Ruth Barker

The Dialectics of Mapping


Questions on the Eminent Rise of Contemporary Art in Scotland.

The knowledge has been rolling like triumphant thunder through the arts community of Scotland, resonating with an echo, not just of patriotism, but of promise. The 2003 Venice Biennale will be the first time that Scotland as a country has had its own pavilion. And we are proud.


That we are proud is an important distinction, because I’m not Scottish. I live in Glasgow, though and so, like many other non-Scots, I can appropriate a share in the identification of artistic success – and it has by anyone’s standards been a successful year. Rosalind Nashashibi’s success in Beck’s Futures 2003 places her as successor to 2002 winner Toby Paterson, and 2001 winner Roderick Buchanan; all three based in Scotland’s ‘second city’.  Nashashibi will also represent Scotland in the Biennale – not as a ‘headliner’ (Glasgow’s Simon Starling, Jim Lambie and Clare Barclay will be showing in the prestigious piano nobile), but as one of the 26 other artists who will be involved in the Scottish Zenomap project. Of these 26, 19 live in Glasgow, 9 were born in Scotland. Here perhaps we see the crux of the matter – a matter of mapping.

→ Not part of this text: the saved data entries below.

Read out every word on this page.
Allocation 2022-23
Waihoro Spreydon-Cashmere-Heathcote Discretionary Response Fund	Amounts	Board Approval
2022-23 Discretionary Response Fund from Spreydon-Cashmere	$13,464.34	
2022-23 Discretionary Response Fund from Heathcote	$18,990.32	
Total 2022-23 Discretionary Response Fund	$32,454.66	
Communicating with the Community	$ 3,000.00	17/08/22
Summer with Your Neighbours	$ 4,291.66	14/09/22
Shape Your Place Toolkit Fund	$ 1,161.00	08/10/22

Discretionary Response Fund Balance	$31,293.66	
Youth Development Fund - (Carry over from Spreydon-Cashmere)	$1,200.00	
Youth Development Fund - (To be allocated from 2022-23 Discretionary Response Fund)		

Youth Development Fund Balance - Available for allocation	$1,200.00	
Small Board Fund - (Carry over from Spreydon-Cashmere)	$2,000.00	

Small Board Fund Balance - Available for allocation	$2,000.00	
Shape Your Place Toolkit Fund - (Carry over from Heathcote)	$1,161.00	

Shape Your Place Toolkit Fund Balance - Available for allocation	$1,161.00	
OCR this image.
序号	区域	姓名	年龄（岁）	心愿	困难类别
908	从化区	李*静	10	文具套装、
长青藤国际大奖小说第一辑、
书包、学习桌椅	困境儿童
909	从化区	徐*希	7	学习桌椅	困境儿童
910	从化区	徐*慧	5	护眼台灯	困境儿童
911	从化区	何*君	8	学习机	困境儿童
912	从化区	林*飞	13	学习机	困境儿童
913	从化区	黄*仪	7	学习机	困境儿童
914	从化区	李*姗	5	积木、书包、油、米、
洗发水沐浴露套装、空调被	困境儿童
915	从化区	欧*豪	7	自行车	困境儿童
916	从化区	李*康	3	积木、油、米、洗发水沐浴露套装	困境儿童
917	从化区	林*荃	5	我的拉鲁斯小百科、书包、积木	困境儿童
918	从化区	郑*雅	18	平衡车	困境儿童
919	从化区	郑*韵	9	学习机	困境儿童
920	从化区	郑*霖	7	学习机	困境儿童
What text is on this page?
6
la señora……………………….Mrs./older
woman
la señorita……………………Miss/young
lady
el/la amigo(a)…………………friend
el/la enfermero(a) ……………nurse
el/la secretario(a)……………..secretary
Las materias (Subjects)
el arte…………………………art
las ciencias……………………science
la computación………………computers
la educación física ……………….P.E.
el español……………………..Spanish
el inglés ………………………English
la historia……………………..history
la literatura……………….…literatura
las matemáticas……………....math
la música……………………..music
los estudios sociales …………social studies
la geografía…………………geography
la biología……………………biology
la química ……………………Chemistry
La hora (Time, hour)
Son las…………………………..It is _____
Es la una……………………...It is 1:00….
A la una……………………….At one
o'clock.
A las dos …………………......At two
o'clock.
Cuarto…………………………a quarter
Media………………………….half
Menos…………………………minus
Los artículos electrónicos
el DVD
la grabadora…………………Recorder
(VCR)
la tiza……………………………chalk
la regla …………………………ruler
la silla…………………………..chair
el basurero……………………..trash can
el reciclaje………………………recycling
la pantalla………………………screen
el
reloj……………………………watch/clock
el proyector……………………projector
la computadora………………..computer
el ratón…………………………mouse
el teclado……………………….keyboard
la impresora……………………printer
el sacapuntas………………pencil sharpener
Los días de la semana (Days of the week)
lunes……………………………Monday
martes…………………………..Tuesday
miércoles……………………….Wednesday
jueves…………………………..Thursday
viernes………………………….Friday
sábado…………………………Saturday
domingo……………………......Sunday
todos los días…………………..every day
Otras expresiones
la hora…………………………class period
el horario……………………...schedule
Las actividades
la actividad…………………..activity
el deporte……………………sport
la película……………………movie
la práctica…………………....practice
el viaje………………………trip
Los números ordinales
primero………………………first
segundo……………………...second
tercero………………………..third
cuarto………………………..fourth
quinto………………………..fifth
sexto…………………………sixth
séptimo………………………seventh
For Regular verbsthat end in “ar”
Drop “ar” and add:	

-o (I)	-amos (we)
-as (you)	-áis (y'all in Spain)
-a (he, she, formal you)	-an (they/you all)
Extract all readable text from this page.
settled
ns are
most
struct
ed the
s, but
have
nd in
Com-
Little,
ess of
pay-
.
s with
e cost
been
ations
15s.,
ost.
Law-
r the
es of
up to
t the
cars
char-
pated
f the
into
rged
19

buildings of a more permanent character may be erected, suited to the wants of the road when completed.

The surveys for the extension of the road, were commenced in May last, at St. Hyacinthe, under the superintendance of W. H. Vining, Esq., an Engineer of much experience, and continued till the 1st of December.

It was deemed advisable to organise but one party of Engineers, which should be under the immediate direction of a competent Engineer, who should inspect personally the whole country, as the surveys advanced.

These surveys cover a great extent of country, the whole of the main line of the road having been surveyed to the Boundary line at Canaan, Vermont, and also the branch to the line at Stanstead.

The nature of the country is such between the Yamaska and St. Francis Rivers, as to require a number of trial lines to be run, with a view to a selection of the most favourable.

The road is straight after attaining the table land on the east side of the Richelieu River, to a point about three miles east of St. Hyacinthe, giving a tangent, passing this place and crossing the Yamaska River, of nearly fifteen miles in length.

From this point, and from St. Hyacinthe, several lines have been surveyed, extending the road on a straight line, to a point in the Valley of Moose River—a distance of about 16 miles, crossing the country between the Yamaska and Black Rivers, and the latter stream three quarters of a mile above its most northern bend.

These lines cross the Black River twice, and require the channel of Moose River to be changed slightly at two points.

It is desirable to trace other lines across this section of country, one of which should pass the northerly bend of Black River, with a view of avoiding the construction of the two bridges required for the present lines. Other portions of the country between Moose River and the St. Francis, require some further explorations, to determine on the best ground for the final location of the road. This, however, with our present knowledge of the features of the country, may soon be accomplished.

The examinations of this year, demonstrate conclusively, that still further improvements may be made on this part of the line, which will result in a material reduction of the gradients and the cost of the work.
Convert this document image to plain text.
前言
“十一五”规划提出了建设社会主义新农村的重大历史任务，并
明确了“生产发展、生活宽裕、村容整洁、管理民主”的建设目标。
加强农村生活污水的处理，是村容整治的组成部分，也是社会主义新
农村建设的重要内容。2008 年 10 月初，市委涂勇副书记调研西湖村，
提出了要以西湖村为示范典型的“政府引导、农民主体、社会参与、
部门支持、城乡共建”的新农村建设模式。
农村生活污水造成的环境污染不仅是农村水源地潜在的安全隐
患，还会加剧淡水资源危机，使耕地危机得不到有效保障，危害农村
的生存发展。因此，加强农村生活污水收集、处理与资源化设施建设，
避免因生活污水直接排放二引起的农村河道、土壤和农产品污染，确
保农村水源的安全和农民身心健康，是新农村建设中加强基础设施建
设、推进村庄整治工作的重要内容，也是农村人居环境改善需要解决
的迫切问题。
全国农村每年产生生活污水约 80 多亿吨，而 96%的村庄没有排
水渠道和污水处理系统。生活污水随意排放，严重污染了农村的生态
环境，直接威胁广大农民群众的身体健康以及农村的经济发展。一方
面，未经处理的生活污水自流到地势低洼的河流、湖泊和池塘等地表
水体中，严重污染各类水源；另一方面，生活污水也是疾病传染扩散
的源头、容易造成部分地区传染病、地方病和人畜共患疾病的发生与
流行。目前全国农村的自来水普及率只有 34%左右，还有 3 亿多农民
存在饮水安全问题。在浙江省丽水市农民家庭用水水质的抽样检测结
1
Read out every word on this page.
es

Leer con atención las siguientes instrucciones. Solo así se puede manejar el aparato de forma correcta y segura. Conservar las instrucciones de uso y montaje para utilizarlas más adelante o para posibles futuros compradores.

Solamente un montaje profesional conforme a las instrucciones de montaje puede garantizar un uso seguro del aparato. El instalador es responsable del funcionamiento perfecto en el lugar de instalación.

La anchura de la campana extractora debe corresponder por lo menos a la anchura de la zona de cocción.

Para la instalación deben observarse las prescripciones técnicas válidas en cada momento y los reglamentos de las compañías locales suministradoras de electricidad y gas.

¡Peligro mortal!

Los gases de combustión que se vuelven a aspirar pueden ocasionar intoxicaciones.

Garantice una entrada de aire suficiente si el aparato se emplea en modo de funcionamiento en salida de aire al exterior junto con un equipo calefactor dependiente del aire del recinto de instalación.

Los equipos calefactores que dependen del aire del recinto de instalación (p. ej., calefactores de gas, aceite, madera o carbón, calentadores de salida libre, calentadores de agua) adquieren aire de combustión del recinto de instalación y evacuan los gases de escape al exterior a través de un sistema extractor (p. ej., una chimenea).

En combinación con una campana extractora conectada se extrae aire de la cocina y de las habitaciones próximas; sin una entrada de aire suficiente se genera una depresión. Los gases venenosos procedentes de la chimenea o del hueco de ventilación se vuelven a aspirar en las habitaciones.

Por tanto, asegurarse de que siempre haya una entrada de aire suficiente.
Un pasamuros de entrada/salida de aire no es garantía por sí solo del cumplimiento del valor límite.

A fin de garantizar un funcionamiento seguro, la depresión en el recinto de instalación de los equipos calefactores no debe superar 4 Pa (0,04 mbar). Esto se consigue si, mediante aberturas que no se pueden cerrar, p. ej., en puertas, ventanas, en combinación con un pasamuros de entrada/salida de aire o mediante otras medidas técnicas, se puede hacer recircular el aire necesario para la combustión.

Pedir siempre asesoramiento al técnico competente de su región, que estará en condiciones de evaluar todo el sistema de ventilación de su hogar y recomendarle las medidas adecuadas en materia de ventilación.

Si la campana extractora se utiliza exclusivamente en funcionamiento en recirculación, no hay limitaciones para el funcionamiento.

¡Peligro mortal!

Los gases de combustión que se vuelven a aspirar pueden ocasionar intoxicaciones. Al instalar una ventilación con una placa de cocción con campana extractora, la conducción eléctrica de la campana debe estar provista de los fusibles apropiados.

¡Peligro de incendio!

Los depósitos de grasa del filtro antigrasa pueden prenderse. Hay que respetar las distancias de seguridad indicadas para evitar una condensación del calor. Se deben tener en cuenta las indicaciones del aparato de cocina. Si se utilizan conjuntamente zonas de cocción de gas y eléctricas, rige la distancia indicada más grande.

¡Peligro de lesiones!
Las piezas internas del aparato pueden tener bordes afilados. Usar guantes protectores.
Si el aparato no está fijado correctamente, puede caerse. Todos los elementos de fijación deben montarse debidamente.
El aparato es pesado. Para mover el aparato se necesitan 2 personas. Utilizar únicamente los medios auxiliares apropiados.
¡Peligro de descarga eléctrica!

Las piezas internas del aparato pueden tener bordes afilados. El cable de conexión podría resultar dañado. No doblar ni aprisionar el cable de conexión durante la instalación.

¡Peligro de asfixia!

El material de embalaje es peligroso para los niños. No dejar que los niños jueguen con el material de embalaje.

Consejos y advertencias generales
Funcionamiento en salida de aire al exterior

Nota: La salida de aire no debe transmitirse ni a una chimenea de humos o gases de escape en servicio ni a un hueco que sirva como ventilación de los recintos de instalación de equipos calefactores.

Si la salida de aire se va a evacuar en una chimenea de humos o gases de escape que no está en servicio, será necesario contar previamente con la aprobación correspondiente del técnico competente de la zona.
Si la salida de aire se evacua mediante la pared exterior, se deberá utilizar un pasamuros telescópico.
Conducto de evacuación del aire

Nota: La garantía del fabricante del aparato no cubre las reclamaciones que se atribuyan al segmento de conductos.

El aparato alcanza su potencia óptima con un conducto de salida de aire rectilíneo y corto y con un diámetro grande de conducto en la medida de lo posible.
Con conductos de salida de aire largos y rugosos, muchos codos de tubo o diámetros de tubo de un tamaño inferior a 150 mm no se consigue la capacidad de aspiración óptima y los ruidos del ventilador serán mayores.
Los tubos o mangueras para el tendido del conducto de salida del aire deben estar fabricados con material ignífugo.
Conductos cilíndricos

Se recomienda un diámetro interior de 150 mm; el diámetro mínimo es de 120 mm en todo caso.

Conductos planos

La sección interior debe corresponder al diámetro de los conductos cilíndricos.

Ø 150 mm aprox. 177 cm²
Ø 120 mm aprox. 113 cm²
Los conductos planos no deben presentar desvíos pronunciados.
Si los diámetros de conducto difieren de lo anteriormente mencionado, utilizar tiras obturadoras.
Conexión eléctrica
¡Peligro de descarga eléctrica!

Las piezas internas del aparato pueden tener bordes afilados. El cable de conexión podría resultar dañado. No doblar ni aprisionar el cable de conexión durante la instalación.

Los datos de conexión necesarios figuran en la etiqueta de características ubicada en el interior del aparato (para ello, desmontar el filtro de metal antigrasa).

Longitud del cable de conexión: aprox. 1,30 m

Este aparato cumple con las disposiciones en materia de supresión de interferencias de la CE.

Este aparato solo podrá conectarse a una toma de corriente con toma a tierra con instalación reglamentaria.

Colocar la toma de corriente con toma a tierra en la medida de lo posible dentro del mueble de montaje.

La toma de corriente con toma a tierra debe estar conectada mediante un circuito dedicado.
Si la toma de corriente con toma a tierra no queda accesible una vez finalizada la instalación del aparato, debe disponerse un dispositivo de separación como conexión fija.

Contemporary art criticism has been implicated in cartographic play for the last hundred years or so, as it has engaged with the multitude of functions and intentions of art. Those whose business it is to discuss these discursions have made use of an expansive atlas of terms to circumnavigate the movements that surround them - from cubism to the YBA’s. This system of nomenclature has had the intensive (and reciprocal) effect of definition, in the same way that contour lines on an ordinance survey summarily define landscape. The cultural landscape, then, as we understand it, is divided and contained by these mapped signals of naming – which may be as useful or as limited, as any other form of signage.


Why is this pride in location so readily inflamed in Scotland? Easily generalised in print, even if not strictly true – because in the Scottish art-world a definition of Not London is swiftly established, which efficiently (though perhaps unfortunately) translates into the historical Not English on both sides of the border.


How helpful is it to talk of ‘Scottish Art’, or ‘Glasgow Artists’? This is something harder to attain, as the amorphous fug of terminologies embrace the idea that a tremendously vital variety of artists may be surmised with a waft of their geographical location. We can gesture towards a shared experience, a community in common, but the grouping fails, arguably, to establish many other shared assets. Artists in Scotland are generating work across the board, in no one particular style or medium, and so perhaps it is surprising to expect them to coalesce.


The recent successes of contemporary artists working from Scotland are easily identifiable and rightly to be celebrated. However, they also pose a series of questions as to the logistics of collection which are as integral to any writer/artist’s conscience as the process of semantic shorthand is to the process of concise argument.